En la cola otros de Madrid, Sabadell, Alemania, Francia o Barcelona han hecho igual. Algunos veranean en Calella o Pals, pero no quieren perderse la experiencia de la Aiguablava que refiere una francesa como “magnifique”. Eva, de Manresa, quería comer en el Toc al Mar, como hace cada año, y al enterarse decidió hacer “un completo”, playa y comida, aunque el acceso a los restaurantes es libre. Entre parasoles hay cuatro metros y los bañistas deben respetar los dos metros dentro y fuera del agua. Los controladores de la Cruz Roja, que acomodan a la gente, vigilan a los que quieren colarse por el camino de ronda.
Según la empresa que alquila kayaks, patines y tablas de padelsurf, no es tan idílico: “A menos gente, menos negocio”. Sin embargo, el edil de playas, Eugeni Pibernat, asegura que “hay mucha rotación, la mayoría de la gente está poco más de dos horas”. Es un buen año para el sector náutico. “Los tres campos de boyas están al 100% y las empresas de alquiler de barcos no dan abasto”, añade. Algunos de los extranjeros han criticado que les han engañado, que “aquí no hay peligro”, destacan desde la oficina de turismo. Las segundas residencias están llenas, más que nunca. La presencia de sus propietarios, con fama de pijos de clase media-alta y mayoritariamente de Barcelona, permanece intacta.
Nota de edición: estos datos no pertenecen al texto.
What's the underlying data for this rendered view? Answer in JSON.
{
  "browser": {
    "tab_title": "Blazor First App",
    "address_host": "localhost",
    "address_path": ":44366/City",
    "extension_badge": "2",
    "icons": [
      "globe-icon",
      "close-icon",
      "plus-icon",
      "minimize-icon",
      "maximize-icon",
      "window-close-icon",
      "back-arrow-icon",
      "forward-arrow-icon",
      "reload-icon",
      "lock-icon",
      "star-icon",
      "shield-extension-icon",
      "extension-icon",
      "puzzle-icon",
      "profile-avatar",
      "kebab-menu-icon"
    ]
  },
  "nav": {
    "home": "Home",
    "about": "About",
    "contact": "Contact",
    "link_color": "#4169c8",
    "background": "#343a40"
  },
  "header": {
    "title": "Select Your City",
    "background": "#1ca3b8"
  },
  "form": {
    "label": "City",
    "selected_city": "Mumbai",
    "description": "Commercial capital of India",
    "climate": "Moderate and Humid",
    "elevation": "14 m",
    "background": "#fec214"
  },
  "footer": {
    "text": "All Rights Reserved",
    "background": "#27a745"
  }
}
Desde el inicio de la pandemia, Begur ha tenido que suspender o aplazar su fiesta mayor, los concurridos jueves de DJ Nasi, la marcha popular Puja i Baixa que reúne a 1.500 personas que siguen 14 kilómetros de senderos sobre el mar, conciertos, espectáculos infantiles... Por ahora, la cita con la VI edición del Festival Internacional de Cine de Comedia, entre el 1 y el 12 de octubre, sigue en pie.
Vistas y piedras con muchas historia
Población: 3.925 habitantes. En verano llega a los 30.000.
Actividades económicas: turismo y construcción.
Lugares para visitar: Sus caminos de ronda; el castillo, o lo que queda de él; la ermita de Sant Ramón, y el mirador con su nombre; la casa donde pasó sus últimos años la gran bailaora Carmen Amaya, que ahora acoge el área de Medio Ambiente. Las seis torres de defensa estratégicamente repartidas para salvaguardarse de los piratas. Las diversas casas de indianos –algunas convertidas en hoteles- que construyeron los vecinos de Begur al volver de “hacer las Américas” –hacer fortuna- y en las que en su fachada una placa cuenta su historia. Las últimas en construirse fueron las de mi bisabuelo, Paco Font Pi, una a escasos metros de la plaza y la otra en Fornells, la conocida como “Casa Rosa”.